Carte postale de la chambre du roi de Cheverny - www.geneanet.org

MENELAS, ou MÉNÉLAUS, frère d'Agamemnon, et fils d'Atrée, roi de Mycènes, selon l'opinion commune. Ce prince épousa la fameuse Hélène, fille de Tyndare roi de Sparte, et succéda au royaume de son beau-père. Quelque temps après, le beau Paris arriva à Sparte, pendant l'absence de Ménélas que les affaires de ses frères avaient attiré à Mycènes; s'étant fait aimer d'Hélène, il l'enleva, et causa par-là la guerre de Troie (François Noel, Dictionnaire de la fable, Tome 1, 1803 - books.google.fr).
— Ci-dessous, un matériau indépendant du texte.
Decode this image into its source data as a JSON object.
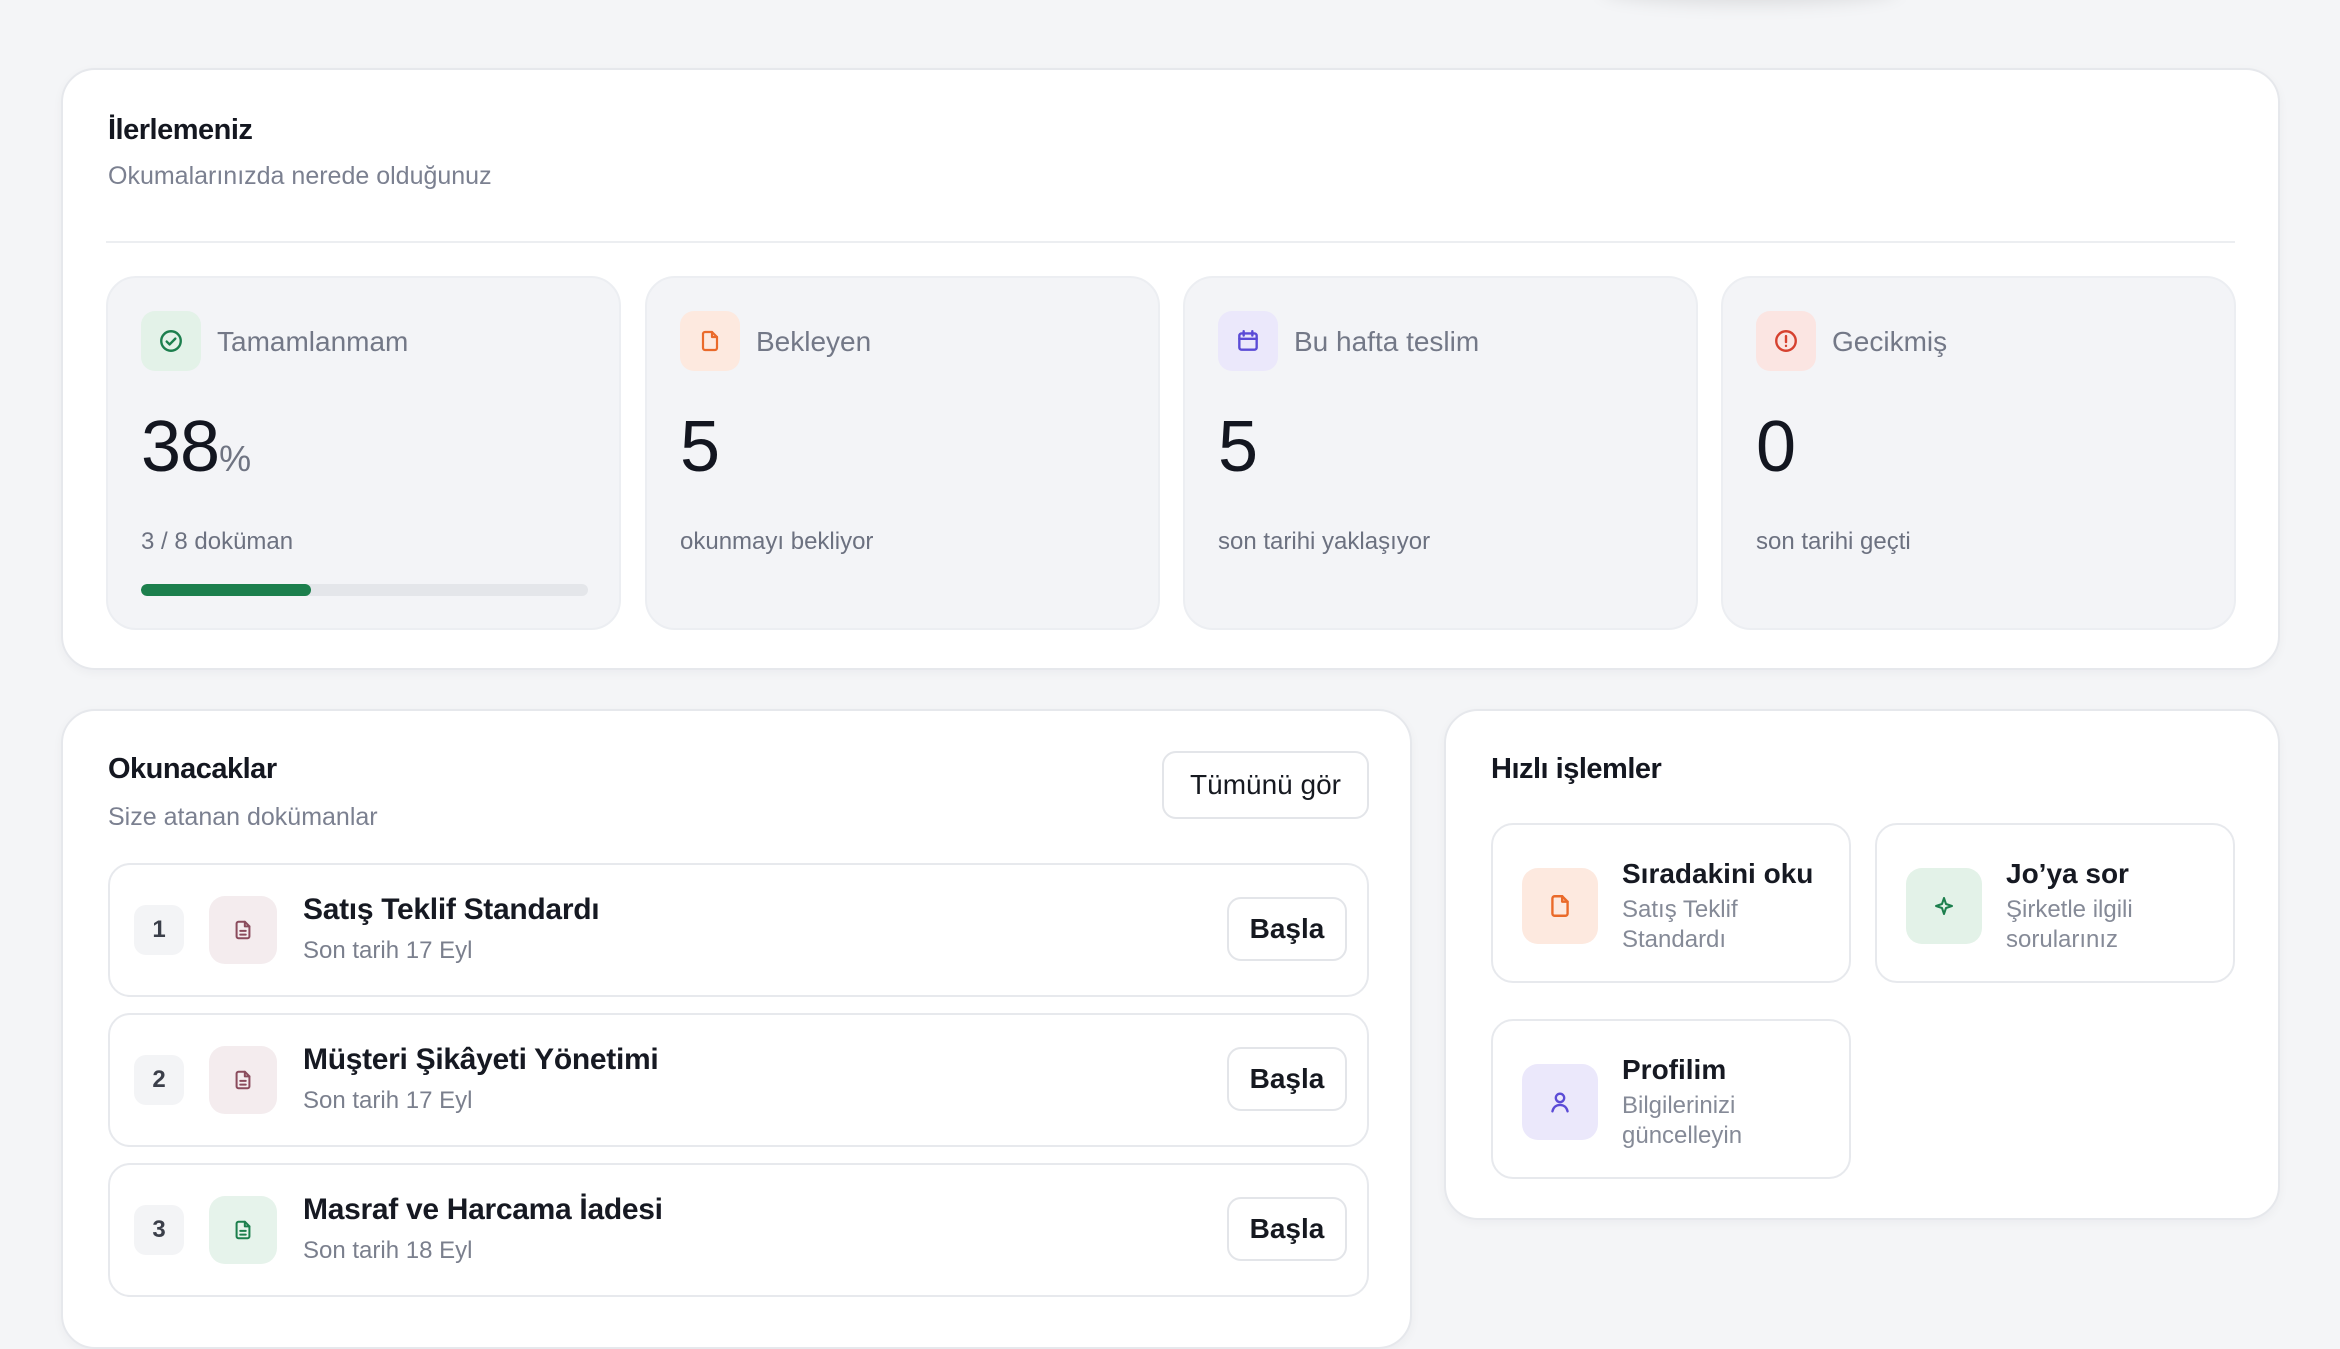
{
  "progress": {
    "title": "İlerlemeniz",
    "subtitle": "Okumalarınızda nerede olduğunuz",
    "stats": [
      {
        "label": "Tamamlanmam",
        "value": "38",
        "unit": "%",
        "note": "3 / 8 doküman",
        "icon": "check-circle-icon",
        "color": "#1c7f4d",
        "progress": 0.38
      },
      {
        "label": "Bekleyen",
        "value": "5",
        "note": "okunmayı bekliyor",
        "icon": "document-icon",
        "color": "#ea6a2a"
      },
      {
        "label": "Bu hafta teslim",
        "value": "5",
        "note": "son tarihi yaklaşıyor",
        "icon": "calendar-icon",
        "color": "#5b4bd6"
      },
      {
        "label": "Gecikmiş",
        "value": "0",
        "note": "son tarihi geçti",
        "icon": "alert-circle-icon",
        "color": "#d6412f"
      }
    ]
  },
  "reading": {
    "title": "Okunacaklar",
    "subtitle": "Size atanan dokümanlar",
    "see_all": "Tümünü gör",
    "items": [
      {
        "num": "1",
        "title": "Satış Teklif Standardı",
        "due": "Son tarih 17 Eyl",
        "action": "Başla",
        "icon": "document-text-icon",
        "color": "#8a4b5c"
      },
      {
        "num": "2",
        "title": "Müşteri Şikâyeti Yönetimi",
        "due": "Son tarih 17 Eyl",
        "action": "Başla",
        "icon": "document-text-icon",
        "color": "#8a4b5c"
      },
      {
        "num": "3",
        "title": "Masraf ve Harcama İadesi",
        "due": "Son tarih 18 Eyl",
        "action": "Başla",
        "icon": "document-text-icon",
        "color": "#1c7f4d"
      }
    ]
  },
  "actions": {
    "title": "Hızlı işlemler",
    "items": [
      {
        "title": "Sıradakini oku",
        "sub": "Satış Teklif Standardı",
        "icon": "document-icon",
        "color": "#ea6a2a"
      },
      {
        "title": "Jo’ya sor",
        "sub": "Şirketle ilgili sorularınız",
        "icon": "sparkle-icon",
        "color": "#1c7f4d"
      },
      {
        "title": "Profilim",
        "sub": "Bilgilerinizi güncelleyin",
        "icon": "user-icon",
        "color": "#5b4bd6"
      }
    ]
  }
}
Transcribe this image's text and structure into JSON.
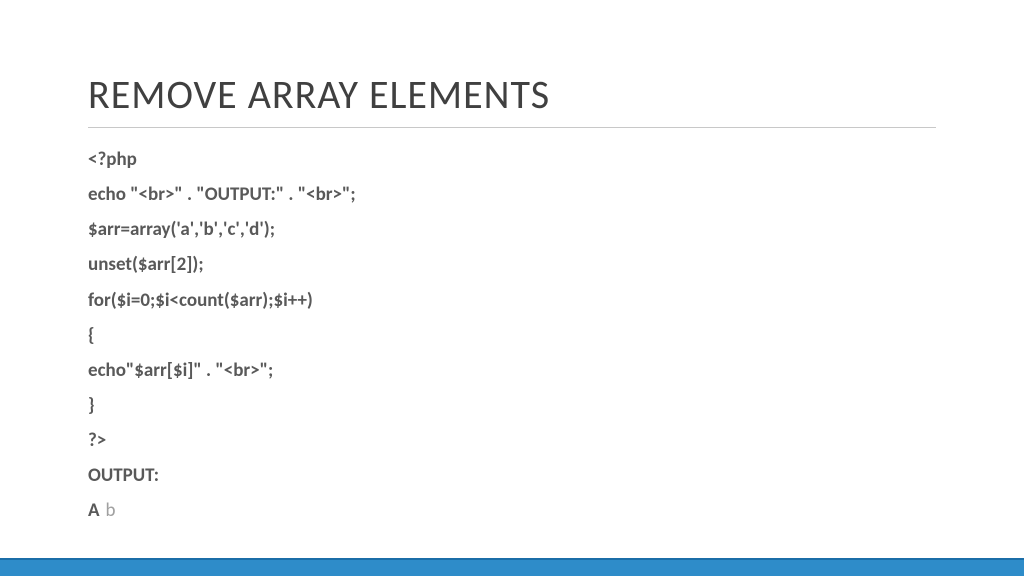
{
  "title": "REMOVE ARRAY ELEMENTS",
  "code": {
    "l1": "<?php",
    "l2": "echo \"<br>\" . \"OUTPUT:\" . \"<br>\";",
    "l3": "$arr=array('a','b','c','d');",
    "l4": "unset($arr[2]);",
    "l5": "for($i=0;$i<count($arr);$i++)",
    "l6": "{",
    "l7": "echo\"$arr[$i]\" . \"<br>\";",
    "l8": "}",
    "l9": "?>"
  },
  "output": {
    "label": "OUTPUT:",
    "a": "A",
    "b": "b"
  }
}
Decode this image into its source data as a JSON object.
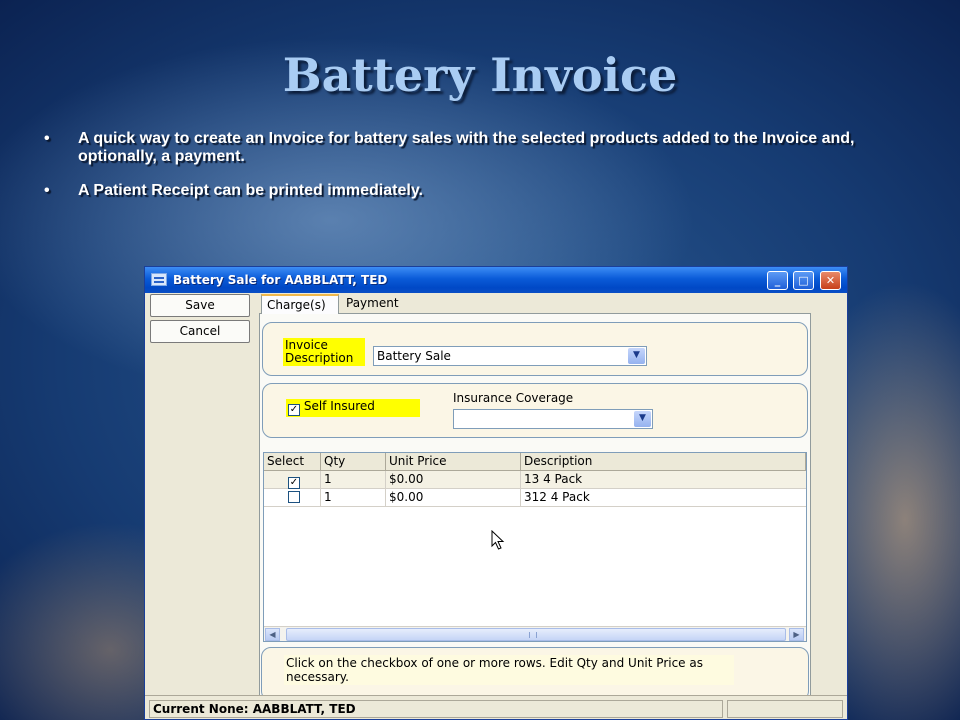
{
  "slide": {
    "title": "Battery Invoice",
    "bullets": [
      "A quick way to create an Invoice for battery sales with the selected products added to the Invoice and, optionally, a payment.",
      "A Patient Receipt can be printed immediately."
    ],
    "bullet_char": "•"
  },
  "window": {
    "title": "Battery Sale for AABBLATT, TED",
    "controls": {
      "minimize": "_",
      "maximize": "□",
      "close": "✕"
    },
    "actions": {
      "save": "Save",
      "cancel": "Cancel"
    },
    "tabs": [
      "Charge(s)",
      "Payment"
    ],
    "invoice": {
      "label_line1": "Invoice",
      "label_line2": "Description",
      "value": "Battery Sale"
    },
    "self_insured": {
      "label": "Self Insured",
      "checked": true
    },
    "insurance": {
      "label": "Insurance Coverage",
      "value": ""
    },
    "grid": {
      "columns": [
        "Select",
        "Qty",
        "Unit Price",
        "Description"
      ],
      "rows": [
        {
          "selected": true,
          "qty": "1",
          "unit_price": "$0.00",
          "description": "13 4 Pack"
        },
        {
          "selected": false,
          "qty": "1",
          "unit_price": "$0.00",
          "description": "312 4 Pack"
        }
      ]
    },
    "hint": "Click on the checkbox of one or more rows. Edit Qty and Unit Price as necessary.",
    "status": "Current None: AABBLATT, TED",
    "glyphs": {
      "checked": "✓",
      "dropdown": "▼",
      "left": "◀",
      "right": "▶"
    }
  }
}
C'est Persée qui fonda Mycènes.

Selon la mythologie grecque, Mycènes est fondée par Persée à la suite de l'homicide accidentel d'Acrisios, roi d'Argos. Alors que cette dernière lui revient légitimement, Persée préfère céder cette royauté à Mégapenthès, neveu du défunt, et part fonder une nouvelle ville, qu'il baptise «Mycènes» soit en allusion au pommeau de son épée, soit en allusion au champignon qu'il trouve sur place (fr.wikipedia.org - Mycènes).

Epée que l'on retrouve à Moulinsart.

Le Ménexène de Platon rabat la sophistique sur la sorcellerie en recourant au verbe «enchanter» pour qualifier, avec une ironie certaine, la puissance des orateurs qui «enchantent nos âmes.» Cette puissance de la rhétorique s'affirme dès son avènement avec Gorgias, cette Gorgone de la persuasion selon Platon. Dans Le Banquet, le pouvoir du sophiste se confond avec celui de Méduse dans l'exclamation d'un Socrate s'amusant des sonorités parentes Gorgias-Gorgô : «je craignais qu'à la fin, au milieu de son dire, Agathon ne jetât contre mon discours la tête de Gorgias, le terrible diseur, par quoi il m'eût rendu muet comme une pierre» (198c).

L'image est produite par l'efficacité de la parole, et l'insistance sur l'optique dans L'Éloge d'Hélène vise fondamentalement à montrer que le discours persuasif est supérieur à toute perception oculaire : l'orateur, c'est celui qui provoque des affects comme ceux qu'induisait une vision, mais qui est plus puissant que tout peintre puisqu'il le fait sans recourir à la vision.

Avec Gorgias, en effet, le discours se trouve pensé dans ses rapports avec la perception visuelle. Gorgias, dans l'Eloge d'Hélène, use du phénomène de l'opsis comme d'un faire valoir de l'éclat supérieur qu'est celui du logos. La force des affectations vécues dans l'expérience de l'opsis, liée au corps, est, en effet, supplantée dans le texte de Gorgias par une expérience qui n'est pas dépendante d'un corps mais de ce expérience qui n'est pas dépendante d'un corps mais de ce qu'il désigne comme «corps minuscule», à savoir le discours.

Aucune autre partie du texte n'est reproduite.